Birikim : pour un socialisme turc

Le numéro 100 des numéros 100 En attendant NadeauL’histoire de la « revue socialiste de la culture » turque Birikim (acquis/accumulation) se divise en deux périodes. La première s’étend de sa naissance en mars 1975 à son 61e numéro en avril 1980, date à laquelle elle fut contrainte d’interrompre sa publication lors de l’état de siège, à la veille du coup d’État militaire du 12 septembre 1980. La seconde commence avec la parution d’un nouveau numéro 1, le 1er mai 1989, à la fin du régime issu de ce coup d’État qui pesa lourdement sur la gauche révolutionnaire et court jusqu’à ce jour. Le numéro 100 de la revue Birikim a donc été publié en août 1997.

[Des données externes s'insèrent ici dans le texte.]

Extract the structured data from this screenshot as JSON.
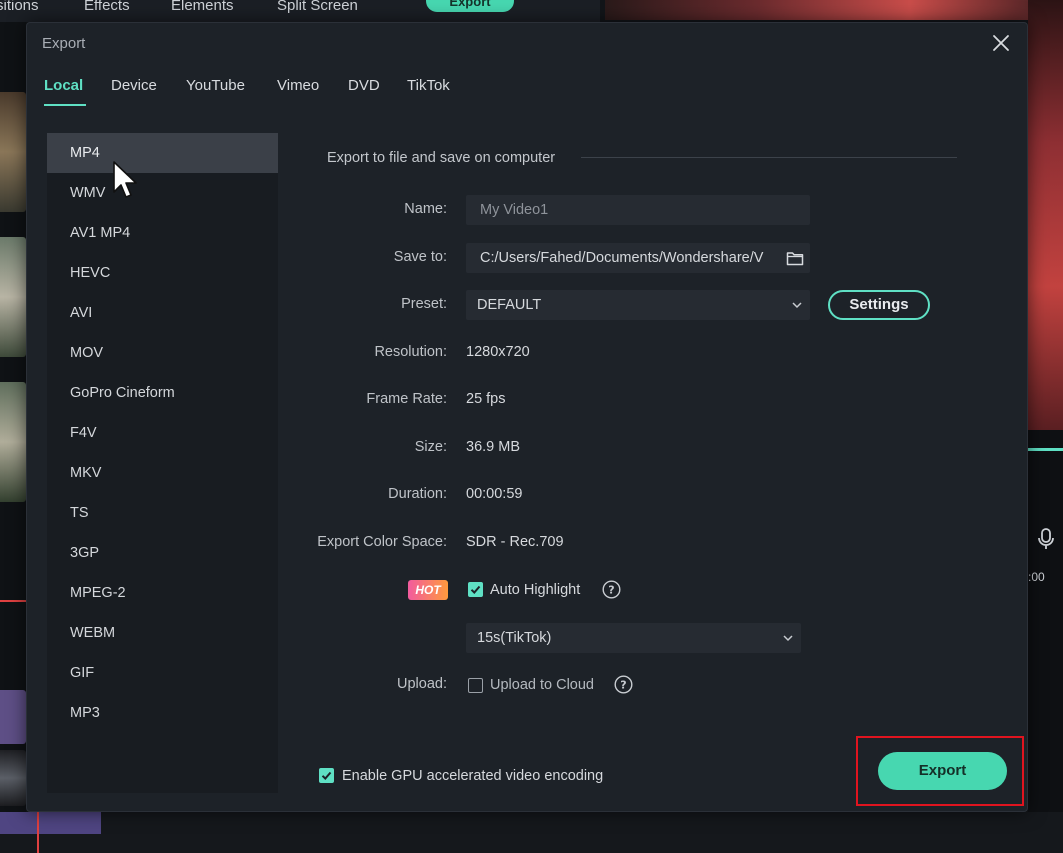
{
  "background": {
    "toolbar_tabs": [
      "sitions",
      "Effects",
      "Elements",
      "Split Screen"
    ],
    "export_label": "Export",
    "timestamp_fragment": ":00"
  },
  "dialog": {
    "title": "Export",
    "tabs": [
      "Local",
      "Device",
      "YouTube",
      "Vimeo",
      "DVD",
      "TikTok"
    ],
    "active_tab": "Local",
    "formats": [
      "MP4",
      "WMV",
      "AV1 MP4",
      "HEVC",
      "AVI",
      "MOV",
      "GoPro Cineform",
      "F4V",
      "MKV",
      "TS",
      "3GP",
      "MPEG-2",
      "WEBM",
      "GIF",
      "MP3"
    ],
    "selected_format": "MP4",
    "heading": "Export to file and save on computer",
    "name_label": "Name:",
    "name_placeholder": "My Video1",
    "save_label": "Save to:",
    "save_path": "C:/Users/Fahed/Documents/Wondershare/V",
    "preset_label": "Preset:",
    "preset_value": "DEFAULT",
    "settings_label": "Settings",
    "resolution_label": "Resolution:",
    "resolution_value": "1280x720",
    "framerate_label": "Frame Rate:",
    "framerate_value": "25 fps",
    "size_label": "Size:",
    "size_value": "36.9 MB",
    "duration_label": "Duration:",
    "duration_value": "00:00:59",
    "colorspace_label": "Export Color Space:",
    "colorspace_value": "SDR - Rec.709",
    "hot_badge": "HOT",
    "auto_highlight_label": "Auto Highlight",
    "auto_highlight_checked": true,
    "highlight_duration": "15s(TikTok)",
    "upload_label": "Upload:",
    "upload_cloud_label": "Upload to Cloud",
    "upload_cloud_checked": false,
    "gpu_label": "Enable GPU accelerated video encoding",
    "gpu_checked": true,
    "export_label": "Export"
  },
  "colors": {
    "accent": "#5fe0c4",
    "export_button": "#47d7b0",
    "highlight_box": "#e0141f"
  }
}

S’inspirant de la New Left Review, les fondateurs (et refondateurs) de la revue, Murat Belge (né en 1943) et Ömer Laçiner (né en 1946), l’avaient lancée en 1975, année du début de la « période de la terreur » qui fit presque six mille morts en Turquie, et fut marquée non seulement par des troubles mais aussi par l’ingouvernabilité chronique du pays. La revue Birikim, mensuelle, avait pour mission d’autonomiser la « théorie » par rapport au mouvement réel : sa particularité était d’apporter une autocritique, au sein de la gauche turque, à son radicalisme idéologique et à son « schématisme ». Les auteurs de la revue observaient le phénomène de la violence politique, faisaient appel au « retour aux sources » : la revue introduisait ainsi, au sein du socialisme turc, les discussions contemporaines surtout à l’échelle européenne. Y étaient publiés des textes traduits de Louis Althusser, Étienne Balibar, Ernesto Laclau et Roland Barthes, ainsi que des analyses théoriques marxistes sur l’État se référant à Antonio Gramsci. Outre les articles réguliers des fondateurs de la revue, une nouvelle génération d’intellectuels y fit son apparition.

Au cours de cette première période, les « birikimistes » seront, cependant, accusés d’être « théoricistes », « intellectualistes » et « althussériens » par de nombreux militants de la gauche. Dans sa deuxième période, la Birikim de « l’ère de la fin des idéologies » sera au contraire applaudie pour son intellectualisme.

Selon les termes d’Ömer Laçiner dans le premier numéro reparu en 1989, la revue « voulait dépasser les problèmes du mouvement socialiste ». Elle parlait désormais moins de la doctrine que de la culture populaire, en recourant aux notions de « démocratie », de « société civile », de « post-modernisme ». La revue ne faisait plus de place aux poèmes et récits, ni aux traductions. Elle devenait une « plateforme de dialogue » des intellectuels de tous bords et œuvrait à la critique de l’idéologie officielle du « kémalisme ». Ses pages se sont ouvertes à des auteurs provenant de la droite libérale, ainsi qu’à l’intelligentsia islamiste émergente. Pour le centième numéro de la revue, le comité de rédaction demanda ainsi aux cinquante auteurs, parmi lesquels se trouvaient les « anciens » militants de la gauche et de la droite, de « rédiger un portrait détaillé de la revue ».

Dans son numéro cent, les trente premières pages de la revue sont dédiées à la chronologie politique du pays : cette trajectoire politique brûlante rend l’évolution de Birikim mieux visible. Les deux fondateurs de la revue commencent, ensuite, à converser : ils soulignent que leur terminologie marxiste des années 1970 n’est plus présente, et leur ancien répertoire défiant l’orthodoxie marxiste leur paraît désormais encore trop « orthodoxe ». Et enfin, dans la centaine de pages qui suivent, les cinquante auteurs invités comparent, sans surprise, deux Birikim, l’une d’avant 1980, l’autre d’après 1989. Selon eux, la Birikim de l’après-1989 s’est assigné la mission d’autonomiser l’« accumulation intellectuelle » vis-à-vis de la médiatisation de la culture et de la tutelle étatique. Birikim est, dès lors, un lieu central de communication pour les intellectuels. Même si ses « alliés » changent au cours du temps, Birikim maintient encore aujourd’hui cette mission.